Sulfobetaine-Phosphonate Block Copolymer Coated Iron Oxide Nanoparticles for Genomic Locus Targeting and Magnetic Micromanipulation in the Nucleus of Living Cells.

Exerting forces on biomolecules inside living cells would allow us to probe their dynamic interactions in their native environment. Magnetic iron oxide nanoparticles represent a unique tool capable of pulling on biomolecules with the application of an external magnetic field gradient; however, their use has been restricted to biomolecules accessible from the extracellular medium. Targeting intracellular biomolecules represents an additional challenge due to potential nonspecific interactions with cytoplasmic or nuclear components. We present the synthesis of sulfobetaine-phosphonate block copolymer ligands, which provide magnetic nanoparticles that are stealthy and targetable in living cells. We demonstrate, for the first time, their efficient targeting in the nucleus and their use for magnetic micromanipulation of a specific genomic locus in living cells. We believe that these stable and sensitive magnetic nanoprobes represent a promising tool to manipulate specific biomolecules in living cells and probe the mechanical properties of living matter at the molecular scale.

Zwitterionic Polymers toward the Development of Orientation-Sensitive Bioprobes.

Dynamics with an orientational degree of freedom are fundamental in biological events. Probes with polarized luminescence enable a determination of the orientation. Lanthanide-doped nanocrystals can provide more precise analysis than quantum dots due to the nonphotoblinking/bleaching nature and the multiple line-shaped emission. However, the intrinsic polarization property of the original nanocrystals often deteriorates in complex physiological environments because the colloidal stability easily breaks and the probes aggregate in the media with abundant salts and macromolecules. Engineering the surface chemistry of the probes is thus essential to be compatible with biosystems, which has remained a challenging task that should be exclusively addressed for each specific probe. Here, we demonstrate a facile and efficient surface functionalization of lanthanide-doped nanorods by zwitterionic block copolymers. Due to the steric interaction and the intrinsic zwitterionic nature of the polymers, high colloidal stability of the zwitterionic nanorod suspension is achieved over wide ranges of pH and concentration of salts, even giving rise to the lyotropic liquid crystalline behavior of the nanorods in physiological media. The shear-aligned ability is shown to be unaltered by the coated polymers, and thus, the strongly polarized emission of Eu3+ is preserved. Besides, biological experiments reveal good biocompatibility of the zwitterionic nanorods with negligible nonspecific binding. This study is a stepping stone for the use of the nanorods as orientation probes in biofluids and validates the strategy of coupling zwitterions to lanthanide-doped nanocrystals for various bioapplications.

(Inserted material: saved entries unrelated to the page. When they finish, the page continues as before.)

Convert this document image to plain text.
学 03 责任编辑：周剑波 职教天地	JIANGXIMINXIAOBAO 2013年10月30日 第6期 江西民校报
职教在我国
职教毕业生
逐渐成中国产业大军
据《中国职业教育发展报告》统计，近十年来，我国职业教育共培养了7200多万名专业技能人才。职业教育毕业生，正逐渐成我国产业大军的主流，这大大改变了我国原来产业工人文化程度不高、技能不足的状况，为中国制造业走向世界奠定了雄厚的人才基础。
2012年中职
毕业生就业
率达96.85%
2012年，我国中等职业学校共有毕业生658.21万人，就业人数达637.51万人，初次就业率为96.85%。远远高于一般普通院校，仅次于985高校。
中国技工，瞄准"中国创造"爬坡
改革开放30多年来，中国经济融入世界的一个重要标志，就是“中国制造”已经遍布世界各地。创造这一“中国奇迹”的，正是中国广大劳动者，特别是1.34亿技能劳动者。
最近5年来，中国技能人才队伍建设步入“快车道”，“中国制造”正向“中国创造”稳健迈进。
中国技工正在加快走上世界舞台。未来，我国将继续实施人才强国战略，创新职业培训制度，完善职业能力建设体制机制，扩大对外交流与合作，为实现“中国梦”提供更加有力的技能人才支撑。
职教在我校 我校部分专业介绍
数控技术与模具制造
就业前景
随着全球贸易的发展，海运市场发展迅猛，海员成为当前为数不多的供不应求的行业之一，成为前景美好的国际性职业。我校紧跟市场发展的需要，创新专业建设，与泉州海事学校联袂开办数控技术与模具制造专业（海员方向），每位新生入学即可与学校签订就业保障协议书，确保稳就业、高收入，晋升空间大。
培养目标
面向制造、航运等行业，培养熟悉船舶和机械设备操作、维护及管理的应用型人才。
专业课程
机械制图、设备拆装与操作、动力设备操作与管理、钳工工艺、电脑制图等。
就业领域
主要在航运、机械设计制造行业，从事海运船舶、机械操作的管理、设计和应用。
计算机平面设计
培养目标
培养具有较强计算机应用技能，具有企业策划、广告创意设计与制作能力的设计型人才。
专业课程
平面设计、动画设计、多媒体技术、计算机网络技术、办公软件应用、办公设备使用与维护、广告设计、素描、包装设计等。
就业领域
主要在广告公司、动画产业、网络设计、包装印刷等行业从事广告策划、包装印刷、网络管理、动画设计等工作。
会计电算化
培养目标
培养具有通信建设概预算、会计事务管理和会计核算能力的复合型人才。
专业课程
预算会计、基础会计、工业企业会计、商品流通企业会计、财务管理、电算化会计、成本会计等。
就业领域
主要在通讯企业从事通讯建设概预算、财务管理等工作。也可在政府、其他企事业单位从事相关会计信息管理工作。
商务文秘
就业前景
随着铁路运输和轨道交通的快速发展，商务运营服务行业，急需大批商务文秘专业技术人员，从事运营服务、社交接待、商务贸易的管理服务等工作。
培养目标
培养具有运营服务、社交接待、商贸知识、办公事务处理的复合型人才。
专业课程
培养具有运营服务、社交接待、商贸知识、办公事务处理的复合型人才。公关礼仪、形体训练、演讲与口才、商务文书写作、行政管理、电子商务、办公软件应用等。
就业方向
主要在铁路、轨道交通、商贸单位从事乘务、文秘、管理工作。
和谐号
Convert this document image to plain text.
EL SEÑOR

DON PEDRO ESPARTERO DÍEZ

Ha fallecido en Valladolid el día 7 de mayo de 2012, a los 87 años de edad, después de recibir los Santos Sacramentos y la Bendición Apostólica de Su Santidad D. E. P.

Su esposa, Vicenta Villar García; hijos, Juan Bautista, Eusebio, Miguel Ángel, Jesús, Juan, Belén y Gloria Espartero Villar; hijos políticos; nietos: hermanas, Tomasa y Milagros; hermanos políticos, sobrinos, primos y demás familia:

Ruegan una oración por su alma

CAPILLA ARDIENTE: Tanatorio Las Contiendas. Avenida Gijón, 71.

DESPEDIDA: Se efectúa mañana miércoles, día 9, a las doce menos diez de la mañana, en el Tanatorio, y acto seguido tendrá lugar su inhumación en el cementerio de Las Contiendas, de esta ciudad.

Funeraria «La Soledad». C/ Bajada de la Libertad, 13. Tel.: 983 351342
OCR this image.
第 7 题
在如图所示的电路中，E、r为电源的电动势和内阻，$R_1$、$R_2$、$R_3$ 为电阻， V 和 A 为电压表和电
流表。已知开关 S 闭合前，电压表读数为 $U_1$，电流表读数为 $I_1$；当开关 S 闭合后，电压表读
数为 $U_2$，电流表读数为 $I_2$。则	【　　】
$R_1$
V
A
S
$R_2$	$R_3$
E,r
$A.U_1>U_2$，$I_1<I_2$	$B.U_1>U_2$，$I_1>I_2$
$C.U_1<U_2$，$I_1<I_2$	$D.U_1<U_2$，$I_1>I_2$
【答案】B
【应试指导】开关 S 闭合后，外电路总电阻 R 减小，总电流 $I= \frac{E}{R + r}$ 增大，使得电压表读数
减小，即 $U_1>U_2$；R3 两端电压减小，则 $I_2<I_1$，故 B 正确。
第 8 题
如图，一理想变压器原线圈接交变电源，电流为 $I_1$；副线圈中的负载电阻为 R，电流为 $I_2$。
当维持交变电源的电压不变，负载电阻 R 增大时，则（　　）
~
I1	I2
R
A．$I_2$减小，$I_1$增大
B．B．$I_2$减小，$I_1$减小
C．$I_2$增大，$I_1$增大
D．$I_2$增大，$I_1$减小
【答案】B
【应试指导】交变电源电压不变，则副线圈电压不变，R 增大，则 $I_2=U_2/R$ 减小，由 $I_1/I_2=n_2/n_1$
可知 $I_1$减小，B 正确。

Live-cell micromanipulation of a genomic locus reveals interphase chromatin mechanics.

Our understanding of the physical principles organizing the genome in the nucleus is limited by the lack of tools to directly exert and measure forces on interphase chromosomes in vivo and probe their material nature. Here, we introduce an approach to actively manipulate a genomic locus using controlled magnetic forces inside the nucleus of a living human cell. We observed viscoelastic displacements over micrometers within minutes in response to near-piconewton forces, which are consistent with a Rouse polymer model. Our results highlight the fluidity of chromatin, with a moderate contribution of the surrounding material, revealing minor roles for cross-links and topological effects and challenging the view that interphase chromatin is a gel-like material. Our technology opens avenues for future research in areas from chromosome mechanics to genome functions.

Designing the Surface Chemistry of Inorganic Nanocrystals for Cancer Imaging and Therapy.

Inorganic nanocrystals, such as gold, iron oxide and semiconductor quantum dots, offer promising prospects for cancer diagnostics, imaging and therapy, due to their specific plasmonic, magnetic or fluorescent properties. The organic coating, or surface ligands, of these nanoparticles ensures their colloidal stability in complex biological fluids and enables their functionalization with targeting functions. It also controls the interactions of the nanoparticle with biomolecules in their environment. It therefore plays a crucial role in determining nanoparticle biodistribution and, ultimately, the imaging or therapeutic efficiency. This review summarizes the various strategies used to develop optimal surface chemistries for the in vivo preclinical and clinical application of inorganic nanocrystals. It discusses the current understanding of the influence of the nanoparticle surface chemistry on its colloidal stability, interaction with proteins, biodistribution and tumor uptake, and the requirements to develop an optimal surface chemistry.